Attacking the health problem facing more than 127 million Americans

By Around the Web

(Image courtesy Pixabay)
(Image courtesy Pixabay)

[Editor’s note: This story originally was published by Real Clear Health.]

By Erika Emerson
Real Clear Health

If you’re sitting in a congressional office or any public space, look around and count the people around you. As you get to the eighth person, consider that one in eight adults in America has diabetes. Another 90 million have pre-diabetes. With such a staggering impact on America, Congress needs to take action to address the cost of prescription drugs, insufficient access to innovative medicines and devices and holes in coverage that could stop diabetes from developing or slow its impact.

Diabetes impacts more than just the 127 million Americans with diabetes and pre-diabetes, it also impacts our entire health system. Addressing the needs of people with diabetes will require more than simply applying legislative Band-aids. It will take Congress addressing problems both immediate and systemic. Since diabetes doesn’t care about your politics, members of both parties should stop talking and start acting.

Here are three crucial issues facing Americans with or at risk for diabetes, and the substantive policy solutions that Congress should enact this year:

Problem One – Rising Drug Costs

In the immediate term, Congress can enact a federal copay cap and eliminate deductibles for insulin in all health plans. This will ease the financial toxicity experienced by their constituents stuck paying inflated prices for this life saving medicine. Then it can address systemic issues driving up drug prices, like the outsized role of pharmacy benefit managers (PBMs). For more than a decade, PBMs have had the opportunity to pad their bottom line through a lack of transparency. Proposed bills, like Senator Grassley and Senator Cantwell’s Pharmacy Benefit Manager Transparency Act of 2022, seek to address the PBM issue by ensuring transparency and accountability for PBMs.

Problem Two – Diabetes Prevention

Congress must address risk factors associated with diabetes like obesity. Weight can play a crucial role in the development of type 2 diabetes. For example, 90% of American adults diagnosed with diabetes are overweight or obese. While obesity treatment can assist with prevention, many patients don’t receive treatment because of stigma, weight bias and access inequities. If passed, the Treat and Reduce Obesity Act of 2021, H.R. 1577, would address two key problems that stand in the way of receiving treatment. First, it would ensure coverage under Medicare Part D for FDA approved medications for chronic weight management. Second, it would offer more coverage for treatment with nutritionists, clinical psychologists and dietitians. Passage of this bill would improve access to care in underserved communities and help to address health disparities in populations disproportionately impacted by obesity and diabetes.

Problem Three – Affordable Medicines

Congress should improve coverage of generics and biosimilars with H.R. 2846, the Ensuring Access to Lower-Cost Medicines for Seniors Act of 2021. One counterintuitive quirk of our insurance system is a failure to cover generics and biosimilars, lower cost medications approved as safe and effective equivalents to branded products. Biosimilar medicines typically come onto the market priced 30% below its branded reference drug. Covering these medicines would create cost savings for patients and payers alike.
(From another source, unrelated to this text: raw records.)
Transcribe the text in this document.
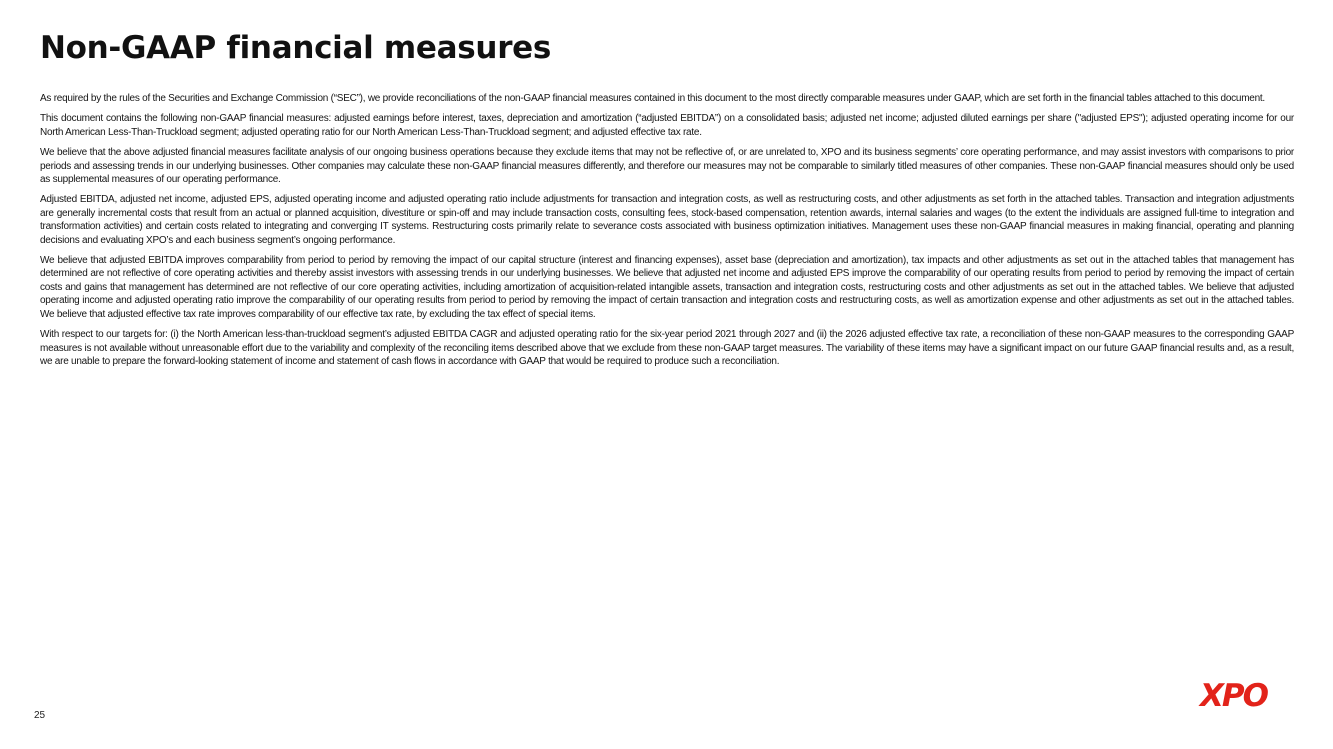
Non-GAAP financial measures

As required by the rules of the Securities and Exchange Commission (“SEC”), we provide reconciliations of the non-GAAP financial measures contained in this document to the most directly comparable measures under GAAP, which are set forth in the financial tables attached to this document.

This document contains the following non-GAAP financial measures: adjusted earnings before interest, taxes, depreciation and amortization (“adjusted EBITDA”) on a consolidated basis; adjusted net income; adjusted diluted earnings per share ("adjusted EPS"); adjusted operating income for our North American Less-Than-Truckload segment; adjusted operating ratio for our North American Less-Than-Truckload segment; and adjusted effective tax rate.

We believe that the above adjusted financial measures facilitate analysis of our ongoing business operations because they exclude items that may not be reflective of, or are unrelated to, XPO and its business segments’ core operating performance, and may assist investors with comparisons to prior periods and assessing trends in our underlying businesses. Other companies may calculate these non-GAAP financial measures differently, and therefore our measures may not be comparable to similarly titled measures of other companies. These non-GAAP financial measures should only be used as supplemental measures of our operating performance.

Adjusted EBITDA, adjusted net income, adjusted EPS, adjusted operating income and adjusted operating ratio include adjustments for transaction and integration costs, as well as restructuring costs, and other adjustments as set forth in the attached tables. Transaction and integration adjustments are generally incremental costs that result from an actual or planned acquisition, divestiture or spin-off and may include transaction costs, consulting fees, stock-based compensation, retention awards, internal salaries and wages (to the extent the individuals are assigned full-time to integration and transformation activities) and certain costs related to integrating and converging IT systems. Restructuring costs primarily relate to severance costs associated with business optimization initiatives. Management uses these non-GAAP financial measures in making financial, operating and planning decisions and evaluating XPO’s and each business segment’s ongoing performance.

We believe that adjusted EBITDA improves comparability from period to period by removing the impact of our capital structure (interest and financing expenses), asset base (depreciation and amortization), tax impacts and other adjustments as set out in the attached tables that management has determined are not reflective of core operating activities and thereby assist investors with assessing trends in our underlying businesses. We believe that adjusted net income and adjusted EPS improve the comparability of our operating results from period to period by removing the impact of certain costs and gains that management has determined are not reflective of our core operating activities, including amortization of acquisition-related intangible assets, transaction and integration costs, restructuring costs and other adjustments as set out in the attached tables. We believe that adjusted operating income and adjusted operating ratio improve the comparability of our operating results from period to period by removing the impact of certain transaction and integration costs and restructuring costs, as well as amortization expense and other adjustments as set out in the attached tables. We believe that adjusted effective tax rate improves comparability of our effective tax rate, by excluding the tax effect of special items.

With respect to our targets for: (i) the North American less-than-truckload segment’s adjusted EBITDA CAGR and adjusted operating ratio for the six-year period 2021 through 2027 and (ii) the 2026 adjusted effective tax rate, a reconciliation of these non-GAAP measures to the corresponding GAAP measures is not available without unreasonable effort due to the variability and complexity of the reconciling items described above that we exclude from these non-GAAP target measures. The variability of these items may have a significant impact on our future GAAP financial results and, as a result, we are unable to prepare the forward-looking statement of income and statement of cash flows in accordance with GAAP that would be required to produce such a reconciliation.

25
XPO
H.R. 2846 would address this issue by automatically covering low-cost generics and biosimilars and ensuring those medications are added to Medicare formularies immediately after they are launched.

Americans are frustrated with Washington’s gridlock. Year in and out, politicians promise to make a difference in the lives of people living with diabetes. Yet, nothing is done at the federal level. That’s why the Diabetes Leadership Council in partnership with the Diabetes Patient Advocacy Coalition is ramping up our advocacy efforts. We need you to listen to your constituents and take action on the solutions that could make a difference.
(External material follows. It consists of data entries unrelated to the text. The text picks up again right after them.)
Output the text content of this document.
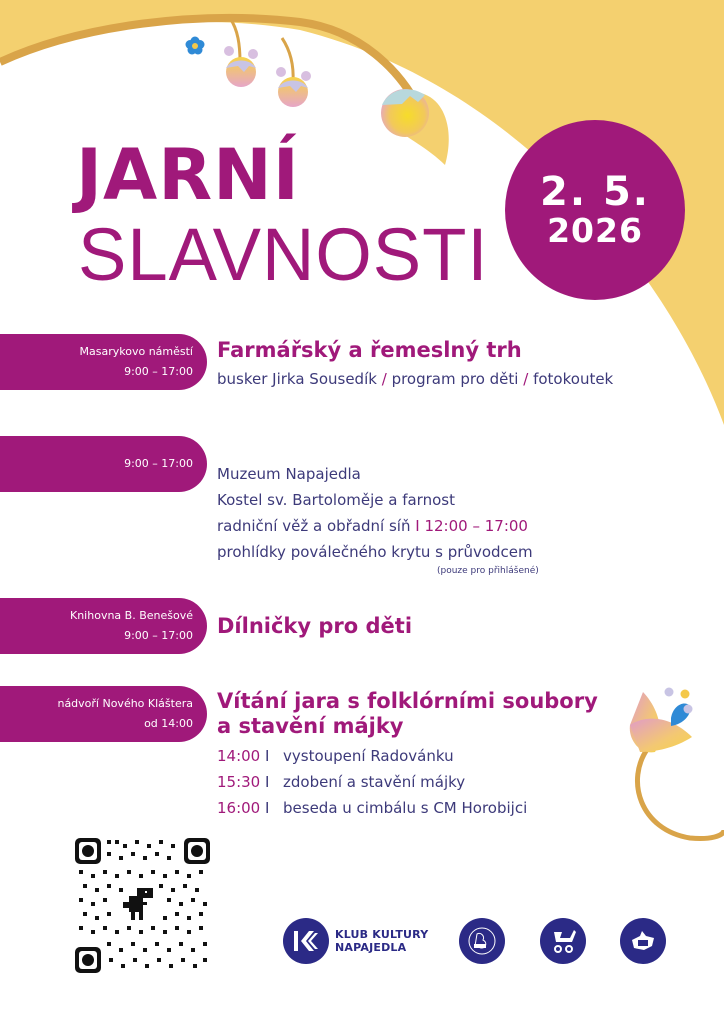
JARNÍ
SLAVNOSTI
2. 5.
2026
Masarykovo náměstí
9:00 – 17:00
Farmářský a řemeslný trh
busker Jirka Sousedík / program pro děti / fotokoutek
9:00 – 17:00
Muzeum Napajedla
Kostel sv. Bartoloměje a farnost
radniční věž a obřadní síň I 12:00 – 17:00
prohlídky poválečného krytu s průvodcem
(pouze pro přihlášené)
Knihovna B. Benešové
9:00 – 17:00 Dílničky pro děti
nádvoří Nového Kláštera
od 14:00
Vítání jara s folklórními soubory
a stavění májky
14:00 I vystoupení Radovánku
15:30 I zdobení a stavění májky
16:00 I beseda u cimbálu s CM Horobijci
KLUB KULTURY
NAPAJEDLA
It’s time for less talk and more action on diabetes.

Erika B. Emerson is Chief Policy Officer of the Diabetes Leadership Council. She has more than 20 years of health policy and advocacy experience and holds a Master’s Degree in Public Policy from the Harvard Kennedy School and a Bachelor’s Degree in Journalism and Political Science from the University of Wisconsin-Madison

[Editor’s note: This story originally was published by Real Clear Health.]